I love Palm Sunday – I come expecting a parade of smiling children handing out palms to anxious adult hands. Adults smiling lovingly, grateful to be in the presence of innocence, remember their own long ago perfection, innocence and joy. A time before Good Fridays of grief, confusion, abandonment, and being paralyzed in the face of wrongful death.
Our pastor read through the entire Passion story according to the gospel of Matthew. This was not the usual paragraph or two we expect to hear from some gospel each Sunday waiting for the sermon to make sense of it all. This reading could not be so easily ignored. Nearly 3 chapters. Sometimes I close my eyes and just listen. Today, I followed along in the pew Bible and was surprised by what I have missed or forgotten or taken for granted.

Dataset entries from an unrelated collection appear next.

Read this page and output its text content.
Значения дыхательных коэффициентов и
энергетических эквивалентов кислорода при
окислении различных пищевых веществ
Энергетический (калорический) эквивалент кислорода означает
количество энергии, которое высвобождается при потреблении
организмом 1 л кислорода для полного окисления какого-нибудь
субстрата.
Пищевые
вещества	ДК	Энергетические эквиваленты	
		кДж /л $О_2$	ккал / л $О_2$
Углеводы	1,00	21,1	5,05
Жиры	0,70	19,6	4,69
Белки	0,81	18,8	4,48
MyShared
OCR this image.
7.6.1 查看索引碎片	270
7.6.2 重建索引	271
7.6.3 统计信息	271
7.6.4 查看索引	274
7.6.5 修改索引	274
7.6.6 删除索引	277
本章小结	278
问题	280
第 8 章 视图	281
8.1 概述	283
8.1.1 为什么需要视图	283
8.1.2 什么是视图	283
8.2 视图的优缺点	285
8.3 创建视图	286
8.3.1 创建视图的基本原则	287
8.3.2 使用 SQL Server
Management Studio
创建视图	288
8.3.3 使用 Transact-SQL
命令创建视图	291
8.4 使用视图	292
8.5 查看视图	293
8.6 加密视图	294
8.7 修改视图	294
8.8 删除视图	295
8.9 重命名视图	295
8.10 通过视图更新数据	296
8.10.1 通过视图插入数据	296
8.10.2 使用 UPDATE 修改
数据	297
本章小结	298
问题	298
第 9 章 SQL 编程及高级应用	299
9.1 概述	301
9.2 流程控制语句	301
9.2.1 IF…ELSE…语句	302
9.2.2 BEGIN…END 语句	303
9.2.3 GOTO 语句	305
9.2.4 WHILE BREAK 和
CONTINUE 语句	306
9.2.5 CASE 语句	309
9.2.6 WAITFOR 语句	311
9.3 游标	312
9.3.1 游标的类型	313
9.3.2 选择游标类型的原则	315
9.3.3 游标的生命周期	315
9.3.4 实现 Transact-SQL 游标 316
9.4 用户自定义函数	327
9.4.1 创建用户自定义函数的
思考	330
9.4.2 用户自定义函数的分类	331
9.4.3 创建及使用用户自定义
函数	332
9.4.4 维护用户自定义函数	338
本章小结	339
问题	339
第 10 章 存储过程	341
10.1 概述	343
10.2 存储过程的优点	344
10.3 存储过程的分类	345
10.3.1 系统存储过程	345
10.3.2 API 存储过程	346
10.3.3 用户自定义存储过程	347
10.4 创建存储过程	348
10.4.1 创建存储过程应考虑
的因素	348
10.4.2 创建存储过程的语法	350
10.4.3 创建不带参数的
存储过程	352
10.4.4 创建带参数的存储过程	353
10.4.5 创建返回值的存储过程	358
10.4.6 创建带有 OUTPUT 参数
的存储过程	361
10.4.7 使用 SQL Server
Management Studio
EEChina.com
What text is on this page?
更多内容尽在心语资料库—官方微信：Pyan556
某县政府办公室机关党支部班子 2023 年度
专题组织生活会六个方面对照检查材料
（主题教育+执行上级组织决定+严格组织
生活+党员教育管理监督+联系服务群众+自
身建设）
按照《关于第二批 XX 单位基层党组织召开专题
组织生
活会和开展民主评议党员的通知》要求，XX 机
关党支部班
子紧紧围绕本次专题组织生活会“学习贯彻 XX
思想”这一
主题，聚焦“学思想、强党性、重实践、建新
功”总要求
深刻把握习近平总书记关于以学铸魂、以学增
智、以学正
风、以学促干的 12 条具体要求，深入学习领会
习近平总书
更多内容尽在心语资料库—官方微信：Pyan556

Pilate’s wife played an important role. I never noticed. She had a nightmare in which she saw the consequences of condemning this innocent Saviour. She wrote a note that was delivered to Pilate as he questioned Jesus, The Lord of his wife, a clearly good and innocent man. He washed his hands of him but did not interfere in the consequences of an angry mob. Just hours later Jesus The Lord, Messiah, Innocent gives up his life on a cruel cross. And the dead, the Holy dead, break out of their tombs days before Jesus’ own ressurection. I can’t imagine this. I’ve forgotten the the spectacle of long dead holy men and women wandering in our cruel world. What did they do? Whom did they visit? Once again innocent as the babes who waved those palm branches. I want my heart, my presence, my intentions to be that of a resurrected holy person wandering in the midst of suffering and being an agent of light and hope and blessing. More often I feel the confines of a body on it’s way to the tomb. This week I want to remember our original innocence, that child-like joy, the lense of perfection and love through which our Creator God sees us, his beloved children.